You don’t have to gain weight while on a cruise. If you are a fussy eater or vegetarian, there are plenty of choices. Fresh fruit and salads are plentiful. Food is everywhere and available all the time. You can have free ice cream, pizza and/or a burger in the grill area or eat meals in onboard restaurants (a complementary meal is often given to entice you to come back and pay the next time). There is an all you can eat buffet, the Trough, which is the most dangerous place to spend time. It is best to take tiny portions of the foods that sound interesting and then go back for a little extra of your favorites. Watch out for breads and starches, white sauces and cream-filled desserts.
There’s always plenty to do on board ship. Hmm, yes, there are many activities and the staff does a great job trying to keep folks entertained. Activities are more important for long periods of time (Alaska) on board, unlike island hopping in Hawaii, when you are off the ship quite a bit. Activities consist of a comedian, a singer, a couple bands, movies, karaoke, trivia games, a casino and pricey bingo. There are also guest speakers talking about the area you are cruising, and health-oriented talks in the on-board spa. If you are traveling solo and find it difficult to meet people, these activities can help. However, if you have a specific interest, such as jazz, you might be better off trying a jazz cruise, where you are more likely to meet someone with common interests.
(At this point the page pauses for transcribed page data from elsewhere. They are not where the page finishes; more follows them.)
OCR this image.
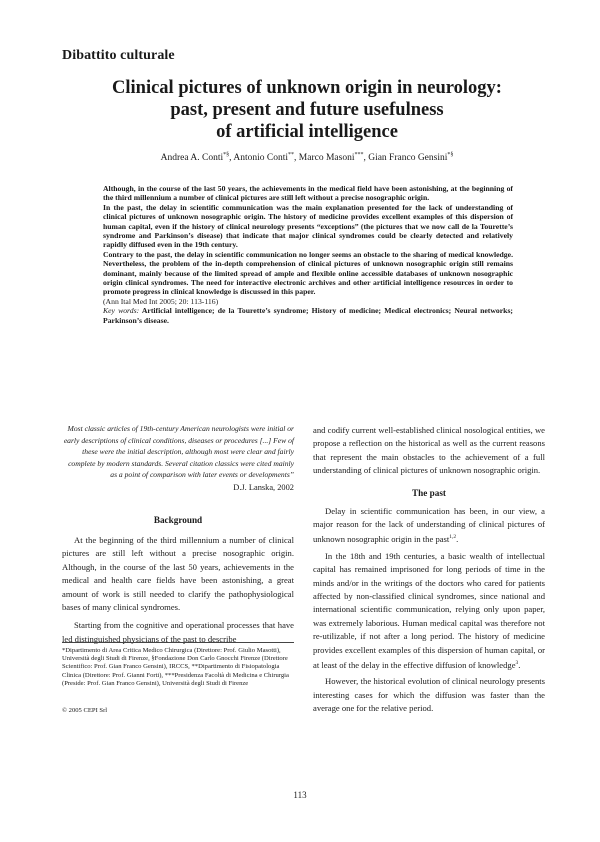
Dibattito culturale
Clinical pictures of unknown origin in neurology:
past, present and future usefulness
of artificial intelligence
Andrea A. Conti*§, Antonio Conti**, Marco Masoni***, Gian Franco Gensini*§

Although, in the course of the last 50 years, the achievements in the medical field have been astonishing, at the beginning of the third millennium a number of clinical pictures are still left without a precise nosographic origin.

In the past, the delay in scientific communication was the main explanation presented for the lack of understanding of clinical pictures of unknown nosographic origin. The history of medicine provides excellent examples of this dispersion of human capital, even if the history of clinical neurology presents “exceptions” (the pictures that we now call de la Tourette’s syndrome and Parkinson’s disease) that indicate that major clinical syndromes could be clearly detected and relatively rapidly diffused even in the 19th century.

Contrary to the past, the delay in scientific communication no longer seems an obstacle to the sharing of medical knowledge. Nevertheless, the problem of the in-depth comprehension of clinical pictures of unknown nosographic origin still remains dominant, mainly because of the limited spread of ample and flexible online accessible databases of unknown nosographic origin clinical syndromes. The need for interactive electronic archives and other artificial intelligence resources in order to promote progress in clinical knowledge is discussed in this paper.

(Ann Ital Med Int 2005; 20: 113-116)

Key words: Artificial intelligence; de la Tourette’s syndrome; History of medicine; Medical electronics; Neural networks; Parkinson’s disease.

Most classic articles of 19th-century American neurologists were initial or early descriptions of clinical conditions, diseases or procedures [...] Few of these were the initial description, although most were clear and fairly complete by modern standards. Several citation classics were cited mainly as a point of comparison with later events or developments”

D.J. Lanska, 2002

Background

At the beginning of the third millennium a number of clinical pictures are still left without a precise nosographic origin. Although, in the course of the last 50 years, achievements in the medical and health care fields have been astonishing, a great amount of work is still needed to clarify the pathophysiological bases of many clinical syndromes.

Starting from the cognitive and operational processes that have led distinguished physicians of the past to describe

and codify current well-established clinical nosological entities, we propose a reflection on the historical as well as the current reasons that represent the main obstacles to the achievement of a full understanding of clinical pictures of unknown nosographic origin.

The past

Delay in scientific communication has been, in our view, a major reason for the lack of understanding of clinical pictures of unknown nosographic origin in the past$^{1,2}$.

In the 18th and 19th centuries, a basic wealth of intellectual capital has remained imprisoned for long periods of time in the minds and/or in the writings of the doctors who cared for patients affected by non-classified clinical syndromes, since national and international scientific communication, relying only upon paper, was extremely laborious. Human medical capital was therefore not re-utilizable, if not after a long period. The history of medicine provides excellent examples of this dispersion of human capital, or at least of the delay in the effective diffusion of knowledge$^3$.

However, the historical evolution of clinical neurology presents interesting cases for which the diffusion was faster than the average one for the relative period.

*Dipartimento di Area Critica Medico Chirurgica (Direttore: Prof. Giulio Masotti), Università degli Studi di Firenze, §Fondazione Don Carlo Gnocchi Firenze (Direttore Scientifico: Prof. Gian Franco Gensini), IRCCS, **Dipartimento di Fisiopatologia Clinica (Direttore: Prof. Gianni Forti), ***Presidenza Facoltà di Medicina e Chirurgia (Preside: Prof. Gian Franco Gensini), Università degli Studi di Firenze

© 2005 CEPI Srl
113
Getting away from all the people can be challenging. If you are a detective or a writer, it is best to avoid telling people. You might find the same person “bumping” into you everywhere you go. Even with a balcony, rooms can be claustrophobic no matter the weather. Everyone is out on deck when it is nice, and it can get loud with announcements and movies. If you don’t like the constant wind from the movement of the ship when outdoors, you may have more problems than most with claustrophobia.
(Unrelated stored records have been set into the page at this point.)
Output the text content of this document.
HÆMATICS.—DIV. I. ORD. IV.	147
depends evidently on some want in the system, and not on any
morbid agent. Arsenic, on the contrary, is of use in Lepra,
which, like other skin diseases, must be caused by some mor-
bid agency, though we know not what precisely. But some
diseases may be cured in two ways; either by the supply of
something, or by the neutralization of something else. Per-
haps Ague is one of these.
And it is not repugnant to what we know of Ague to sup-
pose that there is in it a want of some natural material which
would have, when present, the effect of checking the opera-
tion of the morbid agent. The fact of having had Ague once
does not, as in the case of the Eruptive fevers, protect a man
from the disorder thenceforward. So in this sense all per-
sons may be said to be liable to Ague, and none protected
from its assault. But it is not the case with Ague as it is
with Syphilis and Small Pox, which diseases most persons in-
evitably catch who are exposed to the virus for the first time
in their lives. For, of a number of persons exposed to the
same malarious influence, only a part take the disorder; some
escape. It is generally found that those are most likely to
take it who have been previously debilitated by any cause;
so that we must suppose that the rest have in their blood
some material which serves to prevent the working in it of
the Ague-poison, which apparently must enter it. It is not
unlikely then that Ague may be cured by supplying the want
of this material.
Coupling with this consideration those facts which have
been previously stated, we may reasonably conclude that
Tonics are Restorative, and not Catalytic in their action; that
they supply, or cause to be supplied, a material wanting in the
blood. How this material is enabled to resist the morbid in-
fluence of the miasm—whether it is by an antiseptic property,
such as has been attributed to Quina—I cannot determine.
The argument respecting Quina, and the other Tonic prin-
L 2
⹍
Figure out the best time to go. Do you like it hot, rainy or cool? Do you want the beginning of season, when the excursion folks may be new to their jobs and kids are still in school? Or do you want end of season, when staff can’t wait for it all to be over? Do you want to see spring flowers, certain animals or fall colors? Figure out what you are most interested in seeing and then book the cruise accordingly.
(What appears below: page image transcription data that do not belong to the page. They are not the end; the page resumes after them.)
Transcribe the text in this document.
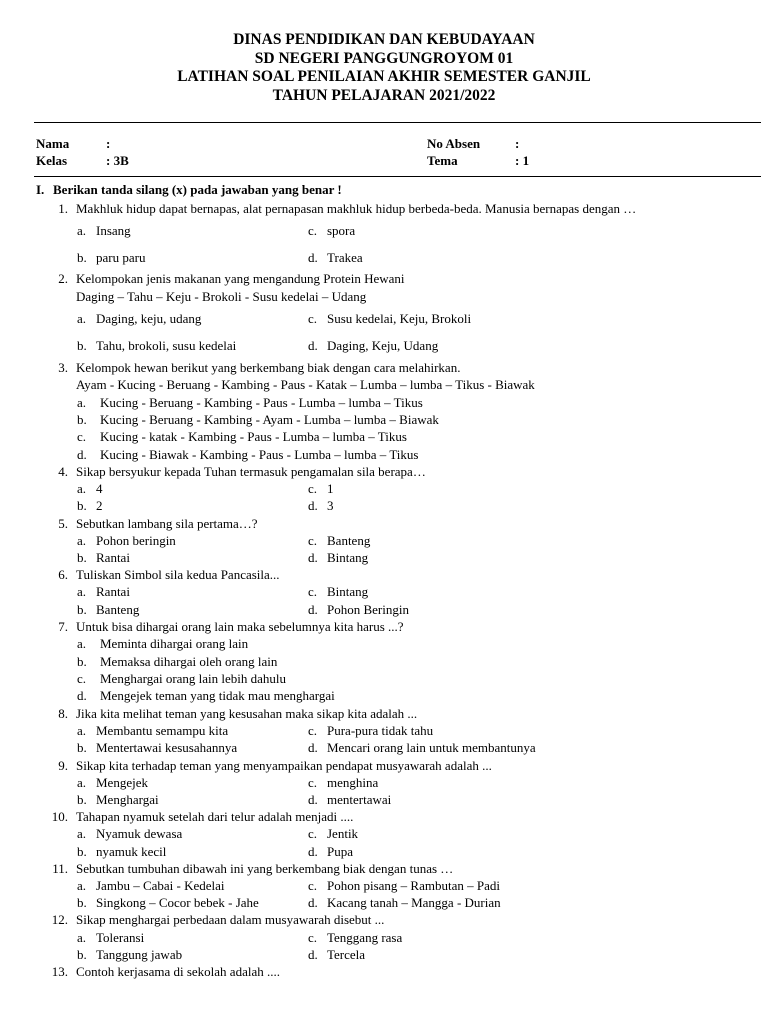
DINAS PENDIDIKAN DAN KEBUDAYAAN
SD NEGERI PANGGUNGROYOM 01
LATIHAN SOAL PENILAIAN AKHIR SEMESTER GANJIL
TAHUN PELAJARAN 2021/2022
Nama	:
Kelas	: 3B
No Absen	:
Tema	: 1
I. Berikan tanda silang (x) pada jawaban yang benar !
1. Makhluk hidup dapat bernapas, alat pernapasan makhluk hidup berbeda-beda. Manusia bernapas dengan …
a. Insang	c. spora
b. paru paru	d. Trakea
2. Kelompokan jenis makanan yang mengandung Protein Hewani
Daging – Tahu – Keju - Brokoli - Susu kedelai – Udang
a. Daging, keju, udang	c. Susu kedelai, Keju, Brokoli
b. Tahu, brokoli, susu kedelai	d. Daging, Keju, Udang
3. Kelompok hewan berikut yang berkembang biak dengan cara melahirkan.
Ayam - Kucing - Beruang - Kambing - Paus - Katak – Lumba – lumba – Tikus - Biawak
a. Kucing - Beruang - Kambing - Paus - Lumba – lumba – Tikus
b. Kucing - Beruang - Kambing - Ayam - Lumba – lumba – Biawak
c. Kucing - katak - Kambing - Paus - Lumba – lumba – Tikus
d. Kucing - Biawak - Kambing - Paus - Lumba – lumba – Tikus
4. Sikap bersyukur kepada Tuhan termasuk pengamalan sila berapa…
a. 4	c. 1
b. 2	d. 3
5. Sebutkan lambang sila pertama…?
a. Pohon beringin	c. Banteng
b. Rantai	d. Bintang
6. Tuliskan Simbol sila kedua Pancasila...
a. Rantai	c. Bintang
b. Banteng	d. Pohon Beringin
7. Untuk bisa dihargai orang lain maka sebelumnya kita harus ...?
a. Meminta dihargai orang lain
b. Memaksa dihargai oleh orang lain
c. Menghargai orang lain lebih dahulu
d. Mengejek teman yang tidak mau menghargai
8. Jika kita melihat teman yang kesusahan maka sikap kita adalah ...
a. Membantu semampu kita	c. Pura-pura tidak tahu
b. Mentertawai kesusahannya	d. Mencari orang lain untuk membantunya
9. Sikap kita terhadap teman yang menyampaikan pendapat musyawarah adalah ...
a. Mengejek	c. menghina
b. Menghargai	d. mentertawai
10. Tahapan nyamuk setelah dari telur adalah menjadi ....
a. Nyamuk dewasa	c. Jentik
b. nyamuk kecil	d. Pupa
11. Sebutkan tumbuhan dibawah ini yang berkembang biak dengan tunas …
a. Jambu – Cabai - Kedelai	c. Pohon pisang – Rambutan – Padi
b. Singkong – Cocor bebek - Jahe	d. Kacang tanah – Mangga - Durian
12. Sikap menghargai perbedaan dalam musyawarah disebut ...
a. Toleransi	c. Tenggang rasa
b. Tanggung jawab	d. Tercela
13. Contoh kerjasama di sekolah adalah ....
You may have to spend more to fulfill the scale of your expectations. For example, on an Alaskan cruise, you may see whales and experience the thrill of icebergs falling from glaciers into the ocean (calving). However, without very strong binoculars or sharp reflexes, you won’t see either from the cruise ship. Seals resting on pieces of ice are just black or brown dots in the distance even with binoculars. Twenty-five story glaciers look minuscule, when the ship is five miles out to avoid the ice chunks from all the calving in the area. Whale spouts are confused with porpoise spouts, so many folks yelling out “whales” don’t even know what they are seeing and in the blink of an eye, whatever they were, are now gone. Thus, the scale of things is much smaller than your expectations, when compared to National Geographic photos. The only way to cure that is to go on a whale-watching excursion, which will cost you more.